Jamais Blandine ne l'avait vu si enjoué, si radieux que depuis qu'il s'était chargé de l'éducation et du sort de ce jeune va-nu- pieds. Quelque déférent et empressé que celui-ci se montrât à l'égard de la dame, il ne parvenait pas à dissimuler sa joie d'être devenu le principal et constant souci du maître de l'Escal- Vigor. Il n'y mettait point malice, non, il exultait naïvement, s'attendrissait même sur la femme un peu délaissée, et, dans son égoïsme d'enfant gâté, de néophyte, d'élu, il ne s'apercevait pas du mutisme et de la réserve de Blandine, lorsque le comte le retenait à dîner, ou des regards singuliers qu'elle leur lançait à l'un et à l'autre quand ils conversaient en s'échauffant et en s'exaltant, accouplés dans un même lyrisme, sans prendre garde à la présence de ce témoin.
Les villageois de Zoudbertinge ne virent pas de mauvais oeil la faveur particulière accordée par le Dykgrave au fils de Govaertz.
Aussi peu que le bourgmestre et sa fille ils croyaient au talent et à la vocation du petit.
«C'est une bonne oeuvre et une charité, se disaient-ils. Le père n'aurait rien su faire de bon de ce petit musard, farouche et intraitable, ayant méprisé le travail autant que les distractions des apprentis de son âge.»
Les patauds s'émerveillaient même que le comte fût parvenu à retirer un semblant de service de ce gars qui n'avait jamais su apprendre jusque-là qu'à jouer assez proprement du bugle.
D'ailleurs plus le maître et le disciple se chérissaient, plus Kehlmark se montrait accueillant, généreux, même prodigue, faisant largesse aux confréries d'agrément, multipliant les occasions de cocagnes et de tournois gymnastiques.
Il institua des régates à la voile autour de l'île, où, monté avec Guidon dans un yacht pavoisé à ses couleurs, il faillit l'emporter sur les meilleurs matelots du pays.

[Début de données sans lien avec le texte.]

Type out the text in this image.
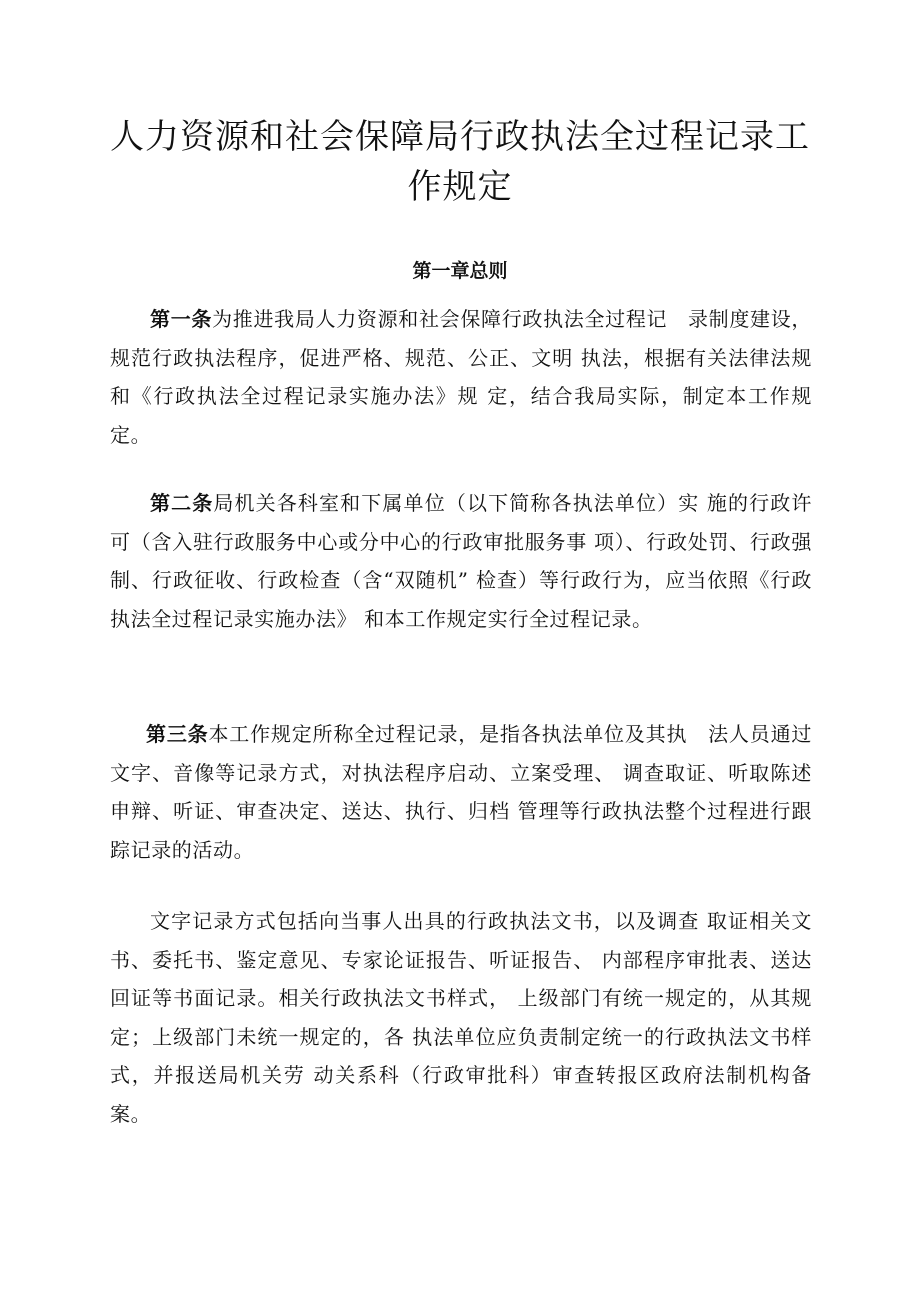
人力资源和社会保障局行政执法全过程记录工作规定
第一章总则

第一条为推进我局人力资源和社会保障行政执法全过程记　录制度建设，规范行政执法程序，促进严格、规范、公正、文明 执法，根据有关法律法规和《行政执法全过程记录实施办法》规 定，结合我局实际，制定本工作规定。

第二条局机关各科室和下属单位（以下简称各执法单位）实 施的行政许可（含入驻行政服务中心或分中心的行政审批服务事 项）、行政处罚、行政强制、行政征收、行政检查（含“双随机” 检查）等行政行为，应当依照《行政执法全过程记录实施办法》 和本工作规定实行全过程记录。

第三条本工作规定所称全过程记录，是指各执法单位及其执　法人员通过文字、音像等记录方式，对执法程序启动、立案受理、 调查取证、听取陈述申辩、听证、审查决定、送达、执行、归档 管理等行政执法整个过程进行跟踪记录的活动。

文字记录方式包括向当事人出具的行政执法文书，以及调查 取证相关文书、委托书、鉴定意见、专家论证报告、听证报告、 内部程序审批表、送达回证等书面记录。相关行政执法文书样式， 上级部门有统一规定的，从其规定；上级部门未统一规定的，各 执法单位应负责制定统一的行政执法文书样式，并报送局机关劳 动关系科（行政审批科）审查转报区政府法制机构备案。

Il renouvela de ses deniers les instruments de la ghilde Sainte-Cécile; assista assidûment aux répétitions, aux sorties et aux repas de corps de cette confrérie de jeunes gars; et il lui arriva même plus d'une fois, les belles nuits d'été où le crépuscule et l'aube semblent se confondre, après une veillée prolongée à grands renforts d'intermèdes athlétiques et de pantalonnades d'entraîner toute la bande dans un exode à travers l'île et de ne rendre les turlupins à leurs foyers conjugaux ou paternels que le lendemain soir, après une pittoresque caravane illustrée de saltations, de beuveries, de ventrées et de prouesses galantes sous les chaumes et dans les foins.
Kehlmark dépensait sans compter. On aurait dit qu'il voulait s'acheter par des libéralités souvent excessives et des bonnes oeuvres inconsidérées son droit à un mystérieux et exigeant bonheur; qu'il voulût en quelque sorte payer la rançon d'une jalouse et fragile félicité.
Ces folles largesses contribuaient sans doute au souci de Blandine; toutefois elle ne risquait aucune remontrance, et avisait au moyen de faire face à ces dépenses intempestives.
Naturellement, il entrait dans la popularité du Dykgrave une grande part de courtisanerie, de lucre et de cupidité; mais, si la plupart des rustres l'aimaient grossièrement, du moins l'aimaient- ils à leur façon. Les pauvres diables de Klaarvatsch, notamment se seraient fait hacher pour leur jeune seigneur.